Our cohort included 24,057 Veterans who were predominantly white (78.7%) and male (93.8%), with a mean age of 63.8 years. Within 6 months of stone procedure, 93.8% had urology follow-up, 7.4% completed 24-hour urine testing, 7.8% had serum PTH measurement, and 26.2% received stone-related medications. The fully adjusted MOR for urology follow-up, 24-hour urine testing, PTH measurement, and medication prescriptions was 1.59, 1.98, 1.40 and 1.20 respectively.
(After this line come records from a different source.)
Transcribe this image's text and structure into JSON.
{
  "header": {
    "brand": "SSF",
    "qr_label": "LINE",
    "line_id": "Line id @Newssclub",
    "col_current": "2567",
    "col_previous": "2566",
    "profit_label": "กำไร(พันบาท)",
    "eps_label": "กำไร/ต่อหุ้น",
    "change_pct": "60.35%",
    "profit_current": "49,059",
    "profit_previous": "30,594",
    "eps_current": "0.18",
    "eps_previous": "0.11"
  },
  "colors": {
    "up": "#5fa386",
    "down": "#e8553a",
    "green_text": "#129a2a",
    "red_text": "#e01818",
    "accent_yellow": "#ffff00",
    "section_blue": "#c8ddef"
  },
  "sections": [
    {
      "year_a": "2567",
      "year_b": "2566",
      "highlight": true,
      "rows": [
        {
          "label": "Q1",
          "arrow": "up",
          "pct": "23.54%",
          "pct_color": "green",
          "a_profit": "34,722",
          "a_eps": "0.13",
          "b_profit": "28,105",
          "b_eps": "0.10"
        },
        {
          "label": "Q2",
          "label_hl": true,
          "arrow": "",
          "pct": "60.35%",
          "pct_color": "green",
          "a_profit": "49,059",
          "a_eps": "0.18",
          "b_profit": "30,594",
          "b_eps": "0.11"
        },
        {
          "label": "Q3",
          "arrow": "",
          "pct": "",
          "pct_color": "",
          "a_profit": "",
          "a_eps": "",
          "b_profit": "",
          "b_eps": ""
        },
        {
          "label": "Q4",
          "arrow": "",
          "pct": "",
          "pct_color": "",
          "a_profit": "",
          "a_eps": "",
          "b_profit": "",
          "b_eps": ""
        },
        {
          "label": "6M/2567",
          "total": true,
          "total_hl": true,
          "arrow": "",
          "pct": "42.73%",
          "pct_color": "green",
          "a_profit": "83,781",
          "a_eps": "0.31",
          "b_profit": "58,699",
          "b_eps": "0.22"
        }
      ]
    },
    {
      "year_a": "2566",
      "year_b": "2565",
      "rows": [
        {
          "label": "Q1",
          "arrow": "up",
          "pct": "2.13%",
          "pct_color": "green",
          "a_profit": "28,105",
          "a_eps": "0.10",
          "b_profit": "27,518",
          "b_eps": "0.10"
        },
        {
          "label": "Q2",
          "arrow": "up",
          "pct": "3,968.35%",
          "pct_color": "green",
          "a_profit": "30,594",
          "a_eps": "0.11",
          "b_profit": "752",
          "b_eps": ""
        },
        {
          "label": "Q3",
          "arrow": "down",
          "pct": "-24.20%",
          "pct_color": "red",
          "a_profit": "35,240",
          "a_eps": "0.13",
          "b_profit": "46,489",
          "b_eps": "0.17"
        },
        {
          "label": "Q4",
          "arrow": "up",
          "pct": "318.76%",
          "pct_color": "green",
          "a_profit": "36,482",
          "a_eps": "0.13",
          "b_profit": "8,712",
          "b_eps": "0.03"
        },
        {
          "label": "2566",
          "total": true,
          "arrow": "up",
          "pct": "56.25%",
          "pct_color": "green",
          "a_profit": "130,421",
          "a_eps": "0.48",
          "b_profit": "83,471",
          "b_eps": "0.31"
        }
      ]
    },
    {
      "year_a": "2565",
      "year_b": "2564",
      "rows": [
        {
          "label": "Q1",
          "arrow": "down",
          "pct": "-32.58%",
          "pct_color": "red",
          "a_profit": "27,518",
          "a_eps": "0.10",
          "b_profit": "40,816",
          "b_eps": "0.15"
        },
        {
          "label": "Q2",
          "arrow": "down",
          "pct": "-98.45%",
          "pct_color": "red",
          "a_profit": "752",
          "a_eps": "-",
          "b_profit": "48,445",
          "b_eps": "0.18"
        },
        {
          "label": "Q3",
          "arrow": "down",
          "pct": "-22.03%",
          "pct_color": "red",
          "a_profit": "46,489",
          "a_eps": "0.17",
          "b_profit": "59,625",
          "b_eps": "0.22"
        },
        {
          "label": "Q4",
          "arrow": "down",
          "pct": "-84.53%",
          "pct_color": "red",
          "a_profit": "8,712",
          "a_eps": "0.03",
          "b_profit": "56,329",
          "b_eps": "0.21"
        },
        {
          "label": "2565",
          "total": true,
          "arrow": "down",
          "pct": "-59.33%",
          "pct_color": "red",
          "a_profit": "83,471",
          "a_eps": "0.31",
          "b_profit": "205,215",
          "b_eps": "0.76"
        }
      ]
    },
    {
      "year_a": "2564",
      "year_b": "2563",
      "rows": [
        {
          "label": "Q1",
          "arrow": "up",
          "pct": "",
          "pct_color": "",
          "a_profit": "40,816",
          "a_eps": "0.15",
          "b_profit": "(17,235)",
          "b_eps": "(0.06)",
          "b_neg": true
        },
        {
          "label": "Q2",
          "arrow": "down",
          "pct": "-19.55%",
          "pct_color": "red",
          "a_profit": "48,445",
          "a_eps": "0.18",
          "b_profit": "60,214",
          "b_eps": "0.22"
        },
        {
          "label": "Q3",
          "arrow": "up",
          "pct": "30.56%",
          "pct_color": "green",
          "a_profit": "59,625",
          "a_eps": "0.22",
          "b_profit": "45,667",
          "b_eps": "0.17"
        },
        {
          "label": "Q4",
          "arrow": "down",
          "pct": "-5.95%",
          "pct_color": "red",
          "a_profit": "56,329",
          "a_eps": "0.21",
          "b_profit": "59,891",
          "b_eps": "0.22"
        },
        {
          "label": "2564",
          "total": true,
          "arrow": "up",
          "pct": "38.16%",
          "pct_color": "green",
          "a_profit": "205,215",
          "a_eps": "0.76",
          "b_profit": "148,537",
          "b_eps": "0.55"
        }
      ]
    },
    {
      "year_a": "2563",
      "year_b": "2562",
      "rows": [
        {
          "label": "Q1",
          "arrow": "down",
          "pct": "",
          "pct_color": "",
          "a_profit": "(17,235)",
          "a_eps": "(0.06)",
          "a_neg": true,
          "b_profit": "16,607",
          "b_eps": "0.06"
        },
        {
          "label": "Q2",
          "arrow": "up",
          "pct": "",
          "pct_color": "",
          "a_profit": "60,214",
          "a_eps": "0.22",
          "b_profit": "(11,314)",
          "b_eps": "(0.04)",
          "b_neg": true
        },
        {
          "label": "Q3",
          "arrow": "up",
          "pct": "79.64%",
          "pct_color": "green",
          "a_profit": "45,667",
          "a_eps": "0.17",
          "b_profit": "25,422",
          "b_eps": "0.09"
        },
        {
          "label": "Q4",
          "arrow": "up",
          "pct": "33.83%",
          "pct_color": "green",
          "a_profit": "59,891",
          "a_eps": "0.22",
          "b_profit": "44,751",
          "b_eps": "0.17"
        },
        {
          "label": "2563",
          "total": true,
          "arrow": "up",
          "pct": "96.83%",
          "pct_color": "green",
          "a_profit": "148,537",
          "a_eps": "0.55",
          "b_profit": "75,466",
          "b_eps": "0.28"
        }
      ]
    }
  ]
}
The fully adjusted VPC was 0.19, 0.33, 0.11 and 0.03 respectively.

Conclusion

Sizable variation exists in stone disease care across VHA facilities. Variation due to between-facility differences was higher for 24-hour urine testing (33%) and urology follow-up (18.6%) and lower for PTH measurement (10.8%) and prescription of stone-related medications (3%). Variation across facilities was 1.6-fold in rates of urology follow-up, 2-fold in rates of 24-hour urine testing, 1.4-fold in obtaining PTH levels, and 1.2-fold in stone-related medication prescriptions. There is a need for standardization of urinary stone disease care across facilities. More work is needed to establish clear guidelines for stone prevention and the factors underlying variation in stone prevention care in the VHA and civilian healthcare systems.